Der klassische Grundriss funktioniert nicht mehr
Die Lebensstile und Lebensrealitäten der Menschen haben sich in den vergangenen 20 Jahren grundlegend gewandelt. Die vielleicht wichtigste Änderung: Die Grenzen zwischen Arbeits- und Berufsleben verschwimmen immer mehr. Daher haben sich die Erwartungen der Menschen an ihre Wohnungsumgebung signifikant gewandelt. Die Wohnungswirtschaft hat noch viel zu wenig auf diese Trends reagiert. Das sollte sie aber. Denn es ist klar, dass es nicht funktioniert, die Konzepte der Vergangenheit einfach fortzusetzen. Künftig muss ein Grundriss vor allem eines sein: flexibel und anpassbar.

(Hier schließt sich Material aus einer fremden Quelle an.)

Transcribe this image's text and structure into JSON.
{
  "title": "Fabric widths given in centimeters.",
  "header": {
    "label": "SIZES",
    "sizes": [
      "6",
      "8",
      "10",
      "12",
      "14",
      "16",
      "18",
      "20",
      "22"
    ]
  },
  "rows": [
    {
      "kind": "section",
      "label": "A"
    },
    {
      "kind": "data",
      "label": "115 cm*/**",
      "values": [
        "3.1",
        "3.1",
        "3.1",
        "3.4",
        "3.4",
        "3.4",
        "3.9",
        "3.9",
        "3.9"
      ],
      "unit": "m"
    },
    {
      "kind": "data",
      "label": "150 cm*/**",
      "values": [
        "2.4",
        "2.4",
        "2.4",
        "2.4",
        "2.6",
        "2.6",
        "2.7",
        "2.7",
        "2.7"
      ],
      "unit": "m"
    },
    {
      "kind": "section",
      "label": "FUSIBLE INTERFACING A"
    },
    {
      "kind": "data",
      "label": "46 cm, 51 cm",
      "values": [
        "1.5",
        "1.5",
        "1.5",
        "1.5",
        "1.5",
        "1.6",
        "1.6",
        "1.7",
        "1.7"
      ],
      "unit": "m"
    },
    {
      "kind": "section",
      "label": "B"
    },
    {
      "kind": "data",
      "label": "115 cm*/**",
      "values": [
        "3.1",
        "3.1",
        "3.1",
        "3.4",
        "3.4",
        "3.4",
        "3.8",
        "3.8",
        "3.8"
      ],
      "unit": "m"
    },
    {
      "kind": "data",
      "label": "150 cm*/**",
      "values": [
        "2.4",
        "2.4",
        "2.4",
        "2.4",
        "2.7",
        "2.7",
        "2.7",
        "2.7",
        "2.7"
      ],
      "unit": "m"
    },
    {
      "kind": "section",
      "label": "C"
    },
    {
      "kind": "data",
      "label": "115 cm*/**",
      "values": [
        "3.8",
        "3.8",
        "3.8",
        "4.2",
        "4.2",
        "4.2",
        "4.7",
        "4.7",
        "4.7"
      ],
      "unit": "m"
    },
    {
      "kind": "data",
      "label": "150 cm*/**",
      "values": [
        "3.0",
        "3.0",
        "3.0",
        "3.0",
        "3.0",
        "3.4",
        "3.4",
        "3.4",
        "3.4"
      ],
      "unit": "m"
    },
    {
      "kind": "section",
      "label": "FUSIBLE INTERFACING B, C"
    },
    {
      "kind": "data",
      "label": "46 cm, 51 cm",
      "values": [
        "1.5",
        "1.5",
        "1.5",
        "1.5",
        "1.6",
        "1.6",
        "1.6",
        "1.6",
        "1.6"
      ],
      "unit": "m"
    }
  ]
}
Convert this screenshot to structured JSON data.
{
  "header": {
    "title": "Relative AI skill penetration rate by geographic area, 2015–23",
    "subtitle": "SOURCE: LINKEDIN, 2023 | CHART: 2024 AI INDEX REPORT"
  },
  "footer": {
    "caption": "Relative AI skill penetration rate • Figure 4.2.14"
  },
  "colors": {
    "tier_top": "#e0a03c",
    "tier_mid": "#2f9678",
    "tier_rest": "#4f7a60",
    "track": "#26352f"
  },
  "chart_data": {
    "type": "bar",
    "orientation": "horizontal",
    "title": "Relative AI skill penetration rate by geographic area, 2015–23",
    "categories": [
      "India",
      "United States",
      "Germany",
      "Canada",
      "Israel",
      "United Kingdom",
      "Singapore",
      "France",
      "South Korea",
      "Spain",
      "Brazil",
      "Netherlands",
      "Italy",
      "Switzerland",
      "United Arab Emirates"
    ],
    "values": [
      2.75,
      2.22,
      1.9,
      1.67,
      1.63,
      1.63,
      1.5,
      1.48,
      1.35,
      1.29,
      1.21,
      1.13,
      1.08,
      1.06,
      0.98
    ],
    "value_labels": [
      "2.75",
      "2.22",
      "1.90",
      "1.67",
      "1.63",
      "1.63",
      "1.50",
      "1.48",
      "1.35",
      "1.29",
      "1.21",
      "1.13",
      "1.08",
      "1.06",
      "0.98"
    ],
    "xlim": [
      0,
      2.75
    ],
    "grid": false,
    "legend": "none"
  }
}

Die optimale Wohnung sah Jahrzehntelang wie folgt aus: Um ein großes Wohnzimmer wurden eine unterschiedliche Anzahl kleinerer Räume und eine kleine Funktionsküche gruppiert. Diese Konzepte mit ihren festgelegten Grundrissen und herkömmlichen Raumproportionen erweisen sich für heutige Anforderungen als völlig ungeeignet. In einem typischen Kinderzimmer mit zehn Quadratmetern möchte man weder seinen eigenen Nachwuchs unterbringen noch ein Home-Office einrichten, sogar wenn dies auch ohne Papier funktioniert. Einen Flur, von dem alle Zimmer abgehen – früher ein Klassiker – will heute keiner mehr. 40 Quadratmeter große Wohnzimmer werden in vielen Lebensentwürfen ebenfalls nicht mehr gebraucht, weil das einstige Hauptmöbel Fernseher von raumunabhängigen Unterhaltungsmöglichkeiten wie Laptops oder Tablet Computern verdrängt wird. Auch das Thema Essen hat sich grundlegend gewandelt. Versammelte sich die Familie früher um den Esstisch, gibt es heute eine Fülle von Varianten: Wo man sein Abendessen einnimmt, definiert nicht mehr nur der Tisch. Essen im Stehen, Sitzen oder auf der Couch liegend gehört zum Alltag. In der Studie „Zukunft des Wohnens“ kommt das Zukunftsinstitut unter anderem zu der Erkenntnis, dass Raumzonen starre Raumstrukturen ablösen. Heutzutage kann es schnell notwendig werden, aus dem Kinderzimmer ein Büro zu machen oder ein Schlafzimmer zu teilen, um einen Heimarbeitsplatz zu schaffen oder einen Hometrainer unterzubringen. Auch Flure sind – sofern überhaupt noch vorhanden – längst keine reinen Durchgangszimmer mehr. Sie werden als Lagerräume genutzt, als Mirkoarbeitsplätze oder als Unterbringungsort für Haustiere. Die Beispiele illustrieren: Die Pluralisierung der Lebensstile greift massiv in die Wohnungswirtschaft ein, weil sich dadurch der Anspruch der Menschen an ihre gebaute Umgebung radikal verändert hat. Eine Lösung sind nutzungsoffene Grundrisse, die dank modularer Bauweise jederzeit revidiert werden können. Fest vorgegeben sind dabei nur die tragenden Strukturen. Typische Elemente in offenen Grundrissen sind leichte, nichttragende, verschiebbare Trennwände oder Raumteiler. Mobile Wände wie Gleit- oder Schiebetüren sind eine uralte Erfindung und Zeugnisse eines kreativen Umgangs mit Platzmangel. Hinzu kommen in den Raum eingestellte Theken und Boards als Mobiliar, mit deren Hilfe sich eine Wohnung in Zonen einteilen lässt.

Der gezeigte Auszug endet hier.